The vessel sharing agreement between Maersk Line and Mediterranean Shipping Company has announced they will reduce their capacity by downsizing on the Asia-Mediterranean and North Europe AE9/Condor loops.
Container carrier Maersk Line announced they are looking to improve the allocation capacity on the Asia to Europe trade lanes in conformity with the market demand. The average vessels size
on the Mediterranean route would go down from 9.500 teu to 6.500 teu only.
Uneconomic smaller vessels of this size have been cascaded out of the Asia-North Europe route to make way for a flood of ultra-large new building’s coming out of the ship yards.
“The change to meet both current and anticipated demands, would mainly impact the Mediterranean” Denmark’s Maersk Line stated. In this region the services are calling at Tangier and Barcelona.

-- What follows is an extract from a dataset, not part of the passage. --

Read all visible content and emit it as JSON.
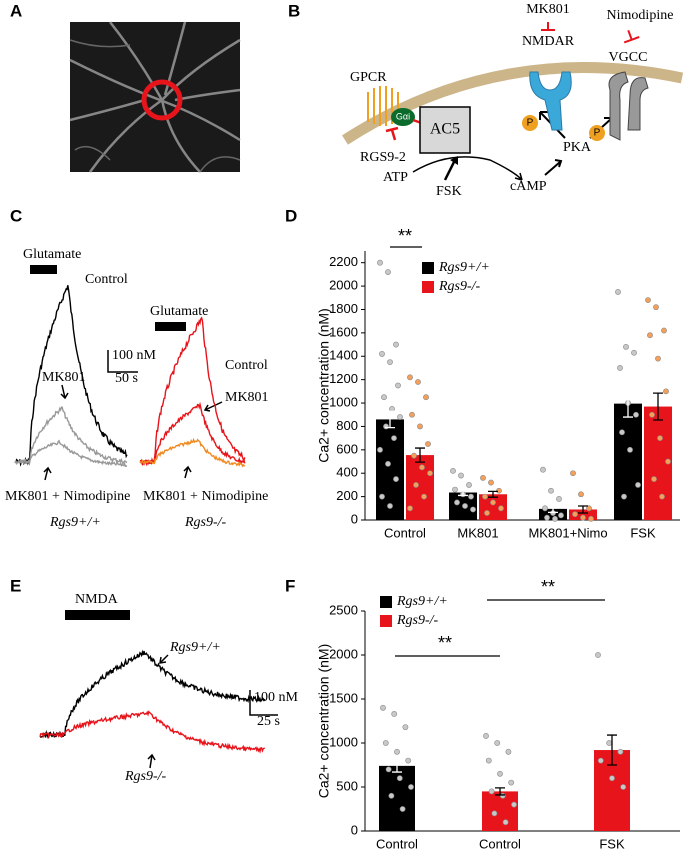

In the North of Europe the vessels are scheduled to call in Le Havre, Antwerp and Felixtowe, and in Asia, Ningbo, Shanghai, Yantian and Chiwan in China and Tanjung Pelepas in Malaysia.
Indications however are showing there could be more schedule changes to be announced the coming weeks.
Is this the first sign of a reversal of the cascading strategy of the operators ? Not if the order book is anything to go by according as maritime specialist Alphaliner reported earlier this week. They concluded the top three container operators have a massive order book upto 1.5 million cellular container capacities, of which the main order are involving ULCVs of 13.000 and up.